Даже своих любимых Вайля и Гениса он то и дело муштровал и подвергал насмешкам. Например, за их любовь к путешествиям и новым впечатлениям называл Ганзелкой и Зигмунтом… то были чешские путешественники, объехавшие весь мир и вызывавшие, естественно, жгучую зависть советского обывателя. Ошибок и даже мельчайших отступлений от установленных им жестких канонов речи и поведения он не спускал даже ближайшим друзьям — и скорее порывал с ними отношения, чем прощал. Вайль вспоминает «два года вражды, с его стороны несправедливой, изощренной, талантливой, довлатовской».

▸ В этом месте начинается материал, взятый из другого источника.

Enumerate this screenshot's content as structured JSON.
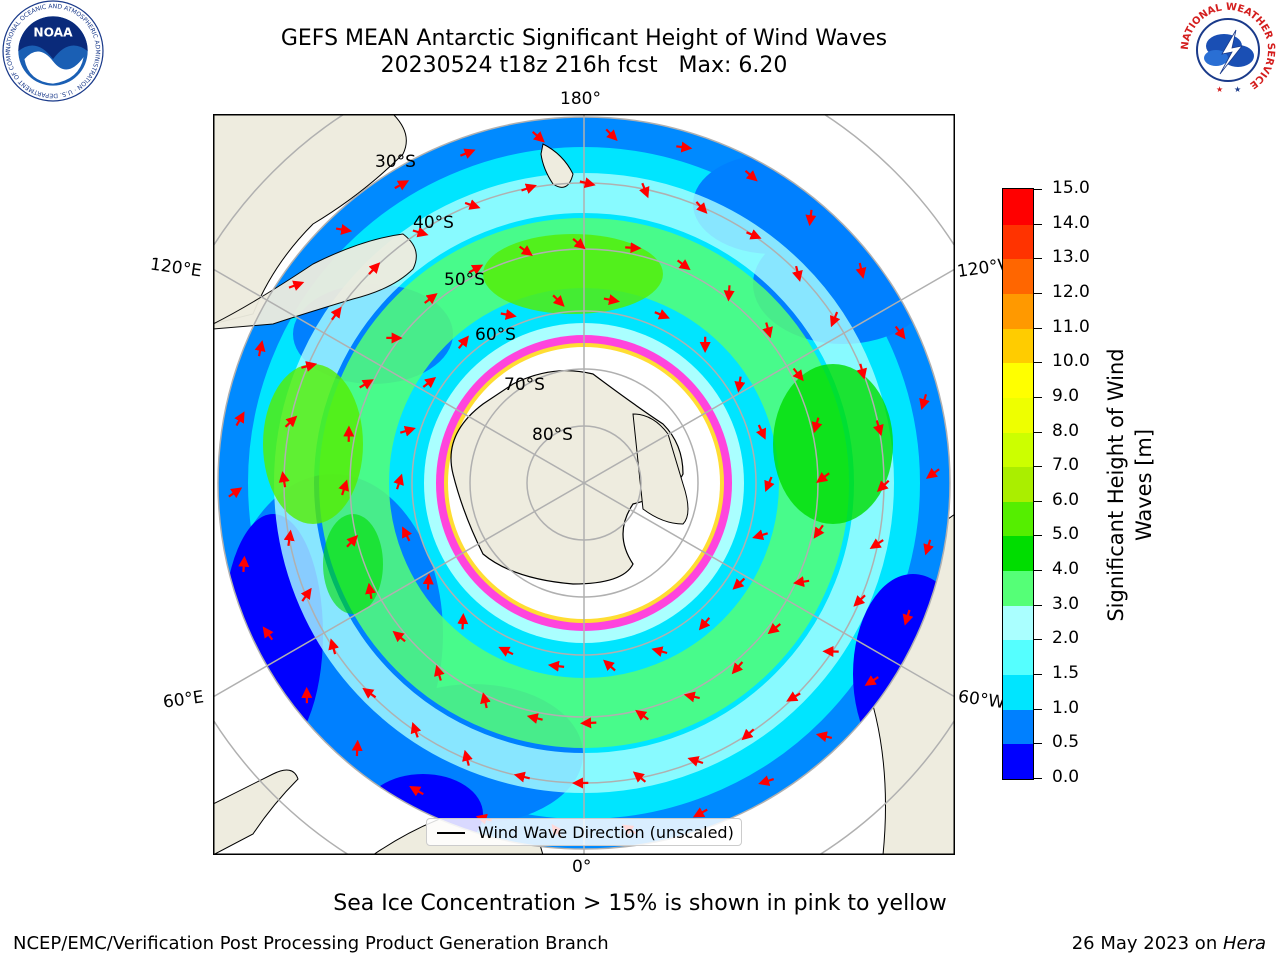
{
  "title": {
    "line1": "GEFS MEAN Antarctic Significant Height of Wind Waves",
    "line2": "20230524 t18z 216h fcst   Max: 6.20"
  },
  "logos": {
    "noaa": {
      "text": "NOAA",
      "ring_text": "NATIONAL OCEANIC AND ATMOSPHERIC ADMINISTRATION · U.S. DEPARTMENT OF COMMERCE"
    },
    "nws": {
      "ring_text": "NATIONAL WEATHER SERVICE"
    }
  },
  "map": {
    "projection": "south-polar-stereographic",
    "longitude_labels": {
      "top": "180°",
      "bottom": "0°",
      "upper_left": "120°E",
      "upper_right": "120°W",
      "lower_left": "60°E",
      "lower_right": "60°W"
    },
    "latitude_labels": [
      "30°S",
      "40°S",
      "50°S",
      "60°S",
      "70°S",
      "80°S"
    ],
    "legend": {
      "label": "Wind Wave Direction (unscaled)"
    },
    "colors": {
      "land": "#eeecdf",
      "sea_ice_pink": "#ff44dd",
      "sea_ice_yellow": "#ffdd33",
      "arrow": "#ff0000",
      "grid": "#b0b0b0"
    }
  },
  "colorbar": {
    "label": "Significant Height of Wind\nWaves [m]",
    "ticks": [
      "0.0",
      "0.5",
      "1.0",
      "1.5",
      "2.0",
      "3.0",
      "4.0",
      "5.0",
      "6.0",
      "7.0",
      "8.0",
      "9.0",
      "10.0",
      "11.0",
      "12.0",
      "13.0",
      "14.0",
      "15.0"
    ],
    "colors": [
      "#0000ff",
      "#0080ff",
      "#00e5ff",
      "#55ffff",
      "#aaffff",
      "#55ff77",
      "#00dd00",
      "#55ee00",
      "#aaee00",
      "#ccff00",
      "#eeff00",
      "#ffff00",
      "#ffcc00",
      "#ff9900",
      "#ff6600",
      "#ff3300",
      "#ff0000"
    ]
  },
  "footnote": "Sea Ice Concentration > 15% is shown in pink to yellow",
  "credit": "NCEP/EMC/Verification Post Processing Product Generation Branch",
  "date": {
    "text": "26 May 2023 on ",
    "host": "Hera"
  }
}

Довлатов подчинил себе всех! Даже Вагрич Бахчанян, великолепный художник, знаменитый еще со времен «Юности», мудрец и остряк, автор афоризмов, которые сразу же подхватывал весь русский Нью-Йорк и которого называли Ходжой Насреддином эмиграции, при Довлатове робел и боялся ляпнуть лишнее.
Однажды Вайль и Генис, устав болтаться с бутылкой по улицам, решили зайти к Наташе Шарымовой, которая славилась умением быстро и хорошо приготовить все, что принесут. Я помню хитрую и обаятельную Шарымову по Ленинграду — и здесь она не пропала. Довлатов писал, что она и в Америке легко может взять интервью у любой знаменитости. И вот, поболтавшись по улицам и купив рыбу в обертке, Вайль и Генис зашли к ней. Компания за ее столом вяло оживилась — обрадовавшись, видимо, только бутылке. Беседа двигалась кое-как… И вдруг с кухни повалил дым: Шарымова второпях кинула жарить рыбу прямо в обертке. Дым заволок всю квартиру — и только тогда из спальни вдруг появился недовольный и опухший Довлатов в халате и грозно оглядел гостей… Так он завоевывал плацдармы, обосновывался, окапывался в этом городе-спруте.
Порой его безапелляционность и, как бы сказать, размашистость вызывали протест, казались чрезмерными:
«Лучшей вещью в литературе он считал "Капитанскую дочку”. Он мечтал о читателе плачущем: “Кто смеет обижать сироту?” Он на самом деле переживал, по-кавказски непомерно, неурядицы близких и даже дальних, иногда искренне забывая о том. что сам был причиной бед и расстройств… Взяв слово, он не уступил бы его Свифту. Точное слово об уличном бродяге (сказанное им самим) было ему ценнее музея Метрополитен, в котором он так ни разу и не был».
Весьма требовательно он относился к юмору — хотя некоторые непритязательные читатели любят его именно как юмориста. На самом деле, юмор у него вовсе не сыпался из мешка, как у надоедливых эстрадных смехачей, а работал экономно и точно. Генис рассказывает, как они с Вайлем дали Довлатову листы с записями курьезов, происшедших на радио… Радостно слушали, как Довлатов, читая, хохотал («ухал», по меткому наблюдению Гениса) — а потом вышел к раскрасневшимся, ожидающим похвал авторам и разнес их за бессмысленную, нецелевую трату смеха.
Но больше всех грехов он ненавидел благополучную банальность, привычку к многозначительным штампам. Издевательски рассказывал об общем знакомом, который многозначительно и медленно изрекал: «Мы с Жанной решили… что у нас в холодильнике… всегда будет для друзей… минеральная вода». Тут он был снайперски меток и беспощаден. На этой ярости и стоит большинство его рассказов.
В то же время он чурался всякой масштабности, плакатности, «общественной значимости». Он начисто исключил из своих интересов все чрезвычайное. Он и шага бы не сделал, чтобы увидеть что-то диковинное в природе или в жизни. Был равнодушен к блистательным историям, которые уже состоялись, как шедевр и не нуждались в рассказчике. Признавал шедевры только своей работы. Избегал героических персонажей, так же как и отъявленных, законченных мерзавцев. «Законченный» — так о чем тут говорить? Он писал о заурядном — вот тут ему было что делать. На этом фоне мастерство заметней. «Только пошляки боятся середины, — писал он в «Ремесле». — Чаще всего именно на этой территории происходит самое главное».